For each image we have information about three regions: the medula, the cortex and the glomerula. The medula and the cortex are the two types of tissues that can be found in the sample. The cortex on the other side, are small groups of cells scattered almost exclusively on the cortex. Because of this, the small images that we are going to use to train our model will be taken only from cortex. The next image shows the poligon marking the cortex of a sample and also the glomerula. As can be seen all glomerula fall inside the cortex of the sample.
In the next figure, we can appreciate that the same pattern repeats in the rest of the samples. In some isolated cases, glomerula can be found in the medula but it is only a small proportion of the cases.
In this project, we need to identify the location of the glomerula by generating a mask that overlaps with them. This makes impossible the analysis of the patient data with respect to the variable of interest as we would do with a regular regression or classification. Despite of this, we can add this data to a model and evaluate if the accuracy is improved by that.
As stated before, from each sample image several smaller images where generated. The image size was fixed to 2000 squared pixels and the center was randomly picked from the cortex region. The image to predict consisted in the glomerula mask corresponding to the same window region than the sample sub-image.
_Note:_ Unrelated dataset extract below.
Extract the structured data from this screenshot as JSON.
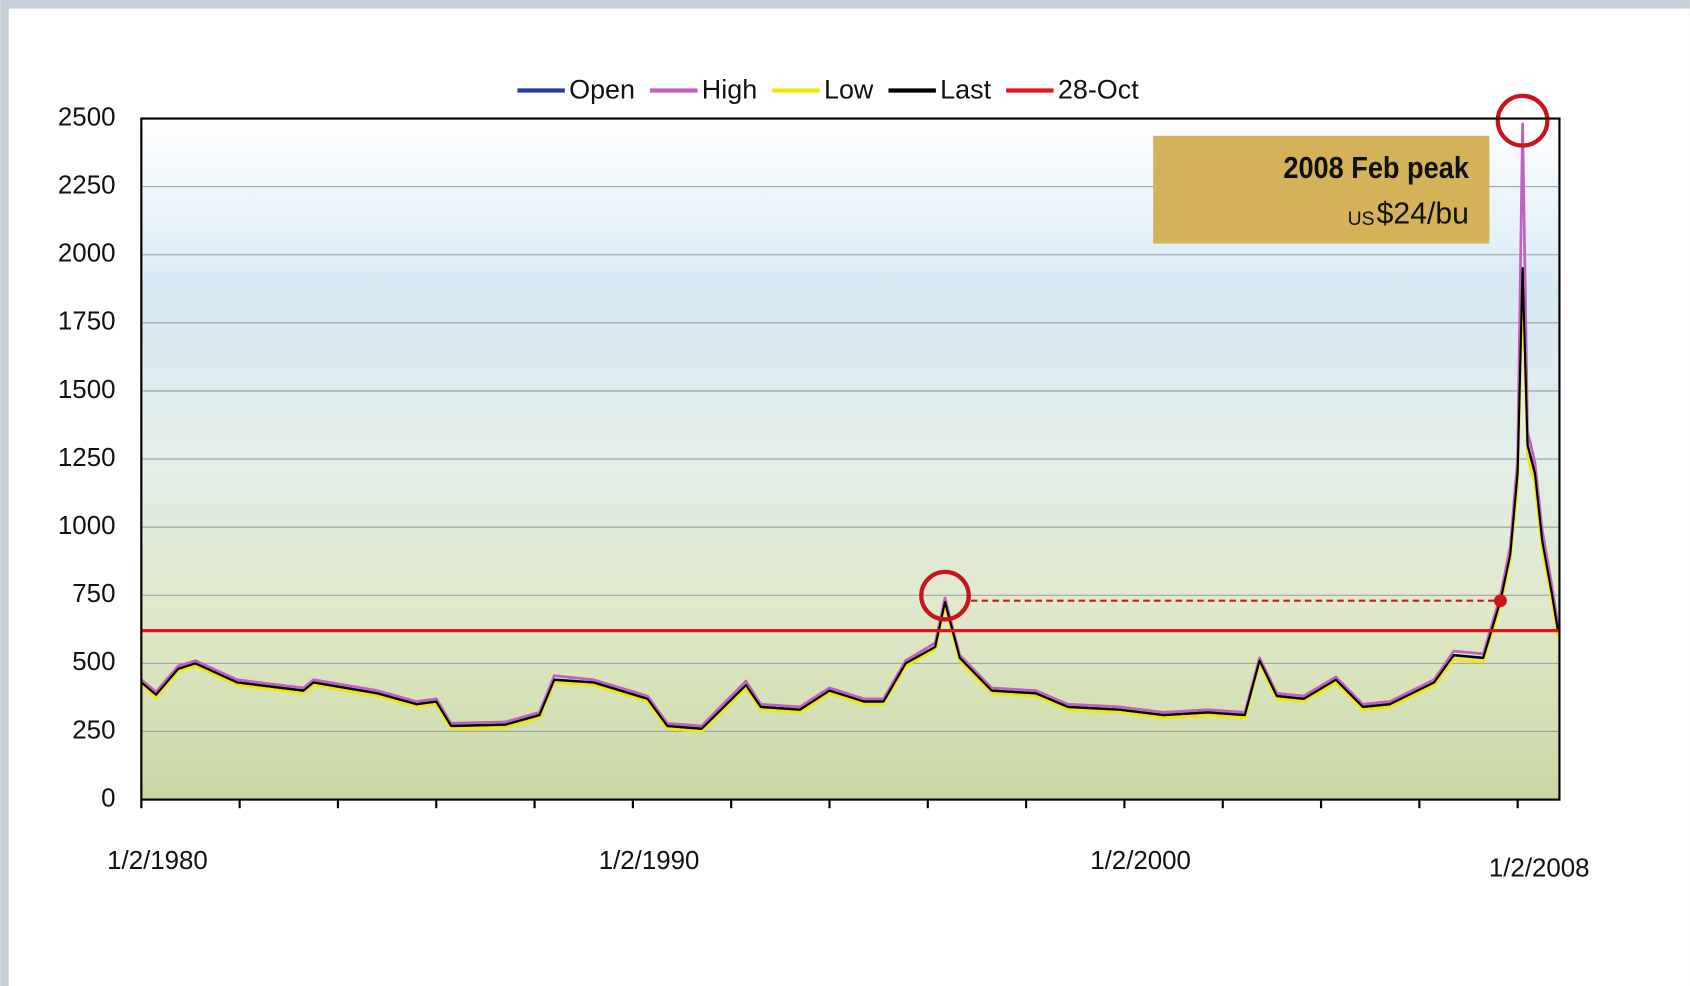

Finally the image/glom mask pairs for each sample where saved in tfrecord. In this way, it is easier to choose which samples will form the test set and which not. Also this will avoid that imges from the same sample will end up in training and testing sets.
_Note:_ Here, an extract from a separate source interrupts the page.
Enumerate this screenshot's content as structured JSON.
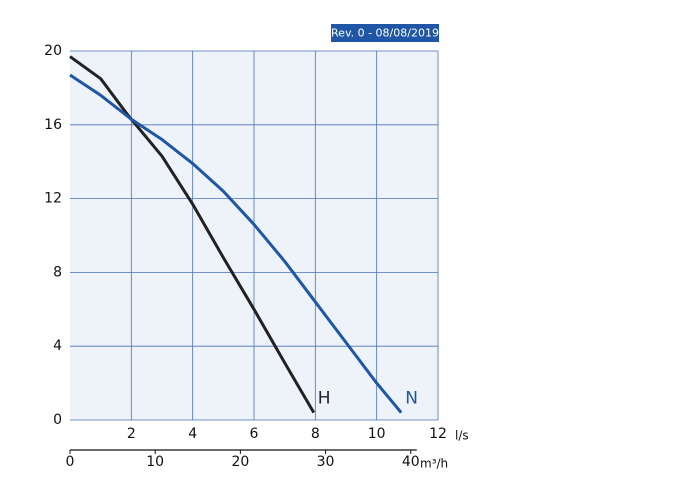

The problem is approached like an image segmentation problem. The model choosen to do this is a modified U-net . This is an Artificial neural network which input is a sample sub-image and the desired output is the corresponding region of the glomerula mask. The size of the layers reach a minimum in the center of the network, which allow to encode the original image in a summarized way. Also, non consecutive layers are connected between them.
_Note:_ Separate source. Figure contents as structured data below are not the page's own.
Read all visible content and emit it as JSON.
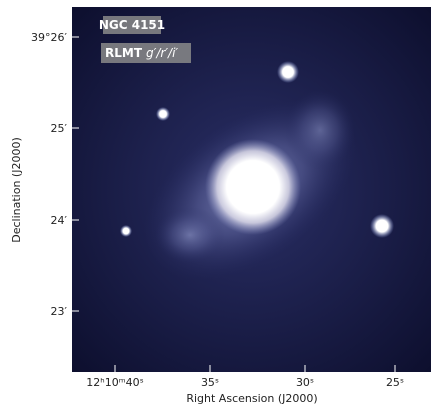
{
  "image": {
    "object_label": "NGC 4151",
    "telescope_label": "RLMT",
    "filters_label": "g′/r′/i′"
  },
  "axes": {
    "x": {
      "label": "Right Ascension (J2000)",
      "ticks": [
        "12ʰ10ᵐ40ˢ",
        "35ˢ",
        "30ˢ",
        "25ˢ"
      ]
    },
    "y": {
      "label": "Declination (J2000)",
      "ticks": [
        "39°26′",
        "25′",
        "24′",
        "23′"
      ]
    }
  }
}
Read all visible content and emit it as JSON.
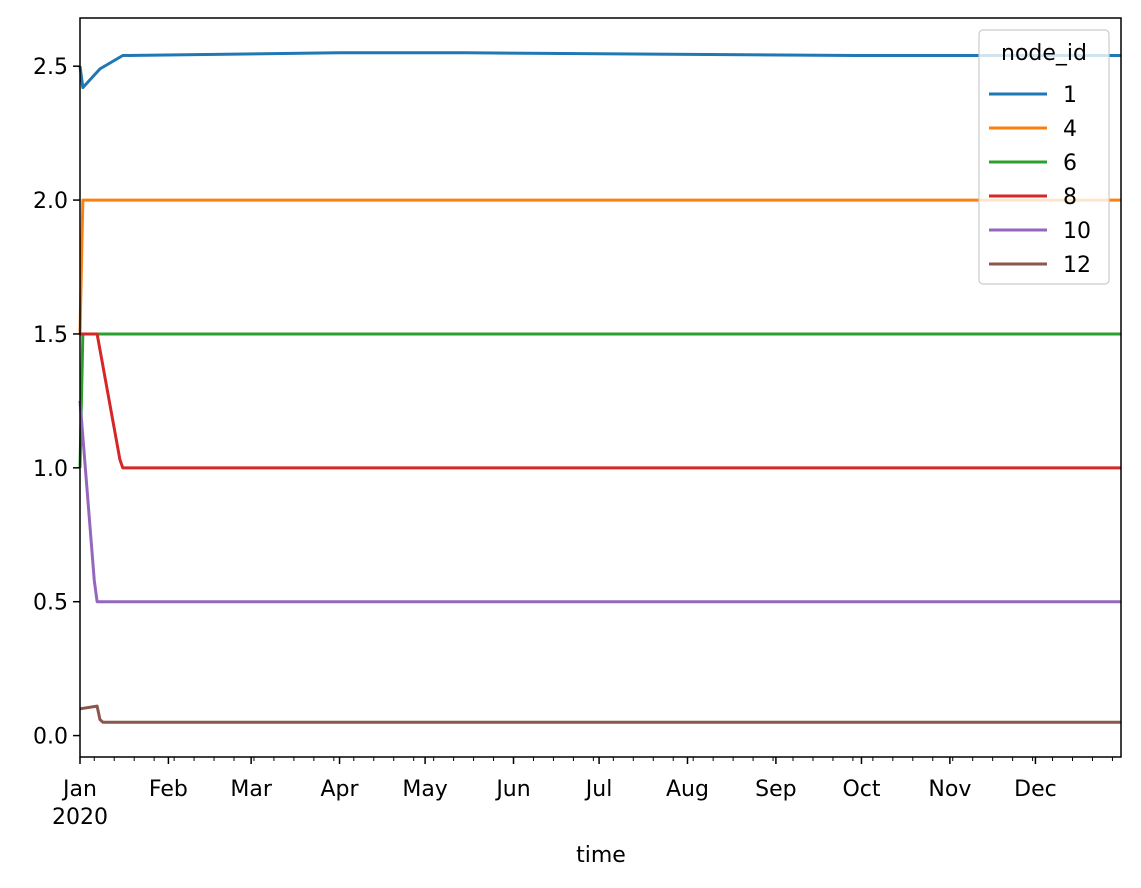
{
  "chart_data": {
    "type": "line",
    "xlabel": "time",
    "ylabel": "",
    "title": "",
    "x_range": [
      "2020-01-01",
      "2020-12-31"
    ],
    "ylim": [
      -0.08,
      2.68
    ],
    "y_ticks": [
      0.0,
      0.5,
      1.0,
      1.5,
      2.0,
      2.5
    ],
    "y_tick_labels": [
      "0.0",
      "0.5",
      "1.0",
      "1.5",
      "2.0",
      "2.5"
    ],
    "x_major_ticks": [
      {
        "date": "2020-01-01",
        "label": "Jan"
      },
      {
        "date": "2020-02-01",
        "label": "Feb"
      },
      {
        "date": "2020-03-01",
        "label": "Mar"
      },
      {
        "date": "2020-04-01",
        "label": "Apr"
      },
      {
        "date": "2020-05-01",
        "label": "May"
      },
      {
        "date": "2020-06-01",
        "label": "Jun"
      },
      {
        "date": "2020-07-01",
        "label": "Jul"
      },
      {
        "date": "2020-08-01",
        "label": "Aug"
      },
      {
        "date": "2020-09-01",
        "label": "Sep"
      },
      {
        "date": "2020-10-01",
        "label": "Oct"
      },
      {
        "date": "2020-11-01",
        "label": "Nov"
      },
      {
        "date": "2020-12-01",
        "label": "Dec"
      }
    ],
    "x_year_label": "2020",
    "grid": false,
    "legend": {
      "title": "node_id",
      "placement": "top-right"
    },
    "series": [
      {
        "name": "1",
        "color": "#1f77b4",
        "points": [
          [
            "2020-01-01",
            2.5
          ],
          [
            "2020-01-02",
            2.42
          ],
          [
            "2020-01-08",
            2.49
          ],
          [
            "2020-01-16",
            2.54
          ],
          [
            "2020-04-01",
            2.55
          ],
          [
            "2020-05-15",
            2.55
          ],
          [
            "2020-09-29",
            2.54
          ],
          [
            "2020-12-31",
            2.54
          ]
        ]
      },
      {
        "name": "4",
        "color": "#ff7f0e",
        "points": [
          [
            "2020-01-01",
            1.5
          ],
          [
            "2020-01-02",
            2.0
          ],
          [
            "2020-01-16",
            2.0
          ],
          [
            "2020-12-31",
            2.0
          ]
        ]
      },
      {
        "name": "6",
        "color": "#2ca02c",
        "points": [
          [
            "2020-01-01",
            1.0
          ],
          [
            "2020-01-02",
            1.5
          ],
          [
            "2020-01-16",
            1.5
          ],
          [
            "2020-12-31",
            1.5
          ]
        ]
      },
      {
        "name": "8",
        "color": "#d62728",
        "points": [
          [
            "2020-01-01",
            1.5
          ],
          [
            "2020-01-07",
            1.5
          ],
          [
            "2020-01-15",
            1.03
          ],
          [
            "2020-01-16",
            1.0
          ],
          [
            "2020-12-31",
            1.0
          ]
        ]
      },
      {
        "name": "10",
        "color": "#9467bd",
        "points": [
          [
            "2020-01-01",
            1.25
          ],
          [
            "2020-01-06",
            0.58
          ],
          [
            "2020-01-07",
            0.5
          ],
          [
            "2020-01-16",
            0.5
          ],
          [
            "2020-12-31",
            0.5
          ]
        ]
      },
      {
        "name": "12",
        "color": "#8c564b",
        "points": [
          [
            "2020-01-01",
            0.1
          ],
          [
            "2020-01-07",
            0.11
          ],
          [
            "2020-01-08",
            0.06
          ],
          [
            "2020-01-09",
            0.05
          ],
          [
            "2020-01-16",
            0.05
          ],
          [
            "2020-12-31",
            0.05
          ]
        ]
      }
    ]
  }
}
The used loss function is the same used for evaluation in the hubmap competition, the reversed dice coefficient. The dice coefficient is 1 when the predicted image and the target are identical and 0 when not a positive pixel of the target is predicted.
The resulting model was able to achieve decent performance with a dice score around 0.4 in the testing set. Here, I show some images of the testing set, along with the true mask and the predicted mask from left to right. Although in some cases there are some false positives and background noise, the model is able to pick up almost all the glomerula in the sample of images. To pick these images, I have filtered those with at least 10% of positve pixels in the true mask.